I vantaggi di osservare i ghiacciai con un drone
Le rilevazioni tramite drone si sono svolte a 150 metri di altezza rispetto alla superficie terrestre e le immagini sono state scattate a intervalli di pochi secondi: in questo modo è stato possibile ricostruire un modello tridimensionale della lingua del ghiacciaio del Morteratsch, fino a 2.400 metri di altitudine. Il modello permette di effettuare misurazioni fisiche precise in ogni parte del ghiacciaio: gli studiosi sono così in grado di determinare il volume di ghiaccio perso durante la stagione estiva. I periodi ideali per questo tipo di rilevazioni sono stati individuati nei mesi di luglio e settembre intorno all’inizio e alla fine della stagione di fusione, quando le nevi stagionali scompaiono e il ghiaccio vivo è esposto alla radiazione solare diretta.
Il ghiaccio scuro accelera la fusione
Un altro importante obiettivo è quello di capire che cosa renda più scuro l’apparato glaciale: il ghiaccio se diventa più scuro assorbe maggiormente le radiazioni, accelerando il processo di fusione. Fra gli obiettivi di questa ricerca, infatti, c’è anche quello di creare mappe degli indici di “scurimento” del ghiaccio e indagare le cause di questo fenomeno: per questo motivo, sono stati quindi raccolti campioni di “crioconite”, un sedimento scuro che si forma sulla superficie del ghiacciaio, dove si accumulano polveri atmosferiche e microrganismi. Una delle cause di questo annerimento del ghiaccio è stata individuata nelle deposizioni di polveri e sabbia di origini sahariane, ma le ricerche mirano a capire quanto le deposizioni di particelle di origine naturale e antropica influiscano sulla fusione dei ghiacciai. Lo scopo è distinguere l’effetto che deriva dai cambiamenti climatici (variazioni di temperatura e precipitazioni) da un eventuale impatto che dipende dall’attività umana, in particolare dai combustibili fossili.

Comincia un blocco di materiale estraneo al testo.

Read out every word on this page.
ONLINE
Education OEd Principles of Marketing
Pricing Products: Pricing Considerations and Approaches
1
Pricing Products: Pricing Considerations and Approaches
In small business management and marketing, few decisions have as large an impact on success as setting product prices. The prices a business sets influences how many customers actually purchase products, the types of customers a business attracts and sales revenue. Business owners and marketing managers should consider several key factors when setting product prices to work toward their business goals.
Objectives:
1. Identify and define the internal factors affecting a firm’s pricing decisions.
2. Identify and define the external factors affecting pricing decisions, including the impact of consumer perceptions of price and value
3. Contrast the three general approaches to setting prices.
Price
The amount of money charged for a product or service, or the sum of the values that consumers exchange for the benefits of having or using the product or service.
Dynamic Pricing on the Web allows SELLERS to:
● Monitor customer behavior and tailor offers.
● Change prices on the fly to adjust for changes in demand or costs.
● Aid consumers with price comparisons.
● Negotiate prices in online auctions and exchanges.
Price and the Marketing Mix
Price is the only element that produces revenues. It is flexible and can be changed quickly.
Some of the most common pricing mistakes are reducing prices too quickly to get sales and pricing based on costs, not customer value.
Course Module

Un modello replicabile in altri ecosistemi
Le informazioni raccolte saranno integrate con immagini satellitari in modo da applicare i modelli sviluppati ad altri ghiacciai dell’arco alpino. Un’attività che si inserisce nel contesto di un progetto di ricerca più ampio, recentemente approvato dall’Agenzia spaziale italiana (Asi) nell’ambito del bando Osservazione della Terra: attività preparatorie per future missioni e payload. Il progetto, coordinato dal professor Stefano Sanguinetti e dal dottor Roberto Colombo, riguarderà lo sviluppo di nuovi sensori per lo studio delle proprietà ottiche e termiche della criosfera.